Get razor sharp with Quality Improvement levers

VPs, Directors, and Managers in Quality departments understand that in the public sector, every initiative—and every penny—counts.

That’s why the Siftwell strategy involves identifying not only 1) who among your members needs extra support due to emerging clinical risk but also 2) who would be most likely to engage in a quality-related health activity (e.g., annual wellness visits, breast cancer screenings, etc.) that is associated with mitigating that clinical risk.
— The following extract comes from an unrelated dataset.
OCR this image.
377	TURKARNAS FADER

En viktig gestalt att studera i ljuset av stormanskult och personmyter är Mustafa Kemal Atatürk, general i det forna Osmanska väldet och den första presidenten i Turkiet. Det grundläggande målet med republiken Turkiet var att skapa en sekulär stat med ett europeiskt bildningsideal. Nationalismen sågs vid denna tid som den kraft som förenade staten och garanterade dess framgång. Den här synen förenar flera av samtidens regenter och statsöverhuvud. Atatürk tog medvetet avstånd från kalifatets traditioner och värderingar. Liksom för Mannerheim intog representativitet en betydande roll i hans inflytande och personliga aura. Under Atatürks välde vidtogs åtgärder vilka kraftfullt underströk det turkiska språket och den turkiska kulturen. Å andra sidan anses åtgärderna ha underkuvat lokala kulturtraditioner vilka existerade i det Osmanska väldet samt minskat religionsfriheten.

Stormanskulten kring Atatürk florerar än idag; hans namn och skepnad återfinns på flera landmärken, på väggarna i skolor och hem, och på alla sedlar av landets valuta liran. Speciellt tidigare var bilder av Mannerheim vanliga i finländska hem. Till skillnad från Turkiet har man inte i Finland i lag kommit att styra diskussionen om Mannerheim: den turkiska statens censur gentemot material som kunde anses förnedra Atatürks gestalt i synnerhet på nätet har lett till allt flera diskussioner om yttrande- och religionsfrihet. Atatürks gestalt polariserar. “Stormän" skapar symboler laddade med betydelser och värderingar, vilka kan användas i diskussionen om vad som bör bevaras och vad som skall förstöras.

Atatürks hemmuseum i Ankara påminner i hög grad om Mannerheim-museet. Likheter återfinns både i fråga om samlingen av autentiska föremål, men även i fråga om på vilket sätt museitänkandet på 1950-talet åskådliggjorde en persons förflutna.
We use propensity-to-engage models and sentiment analysis to identify who is most likely to undertake a quality measure-associated health behavior or activity so Quality teams’ efforts are centered on the most impactable members. The information the teams have on each member is also rich in description of that member’s clinical and social risks so frontline staff can empathetically engage those members and maximize hit rate and conversion. Campaigns using Siftwell’s data help Quality teams prioritize their resources by growing their “numerator” for relevant quality measures such as annual wellness visits, and the community health plan benefits overall by improved member health.

The bottom line

The bottom line? Use Siftwell to find the members most likely to engage with you, and most likely to see a clinical benefit, and prioritize those members for outreach and interventions. This allows you to sustainably hit your quality goals while also driving population health outcomes.

There’s no need for collecting the “right” templated data. We’ll take what you already have, often pulled from mandated state reporting, and provide you with solutions that address your organization’s main concerns. Plus, Siftwell solutions don’t require any front-end work or organization-wide system training on your part. We bring AI and its benefits to you, without the daunting task of evaluating it yourself.

Our success is your action—the action you take to improve member lives in your communities.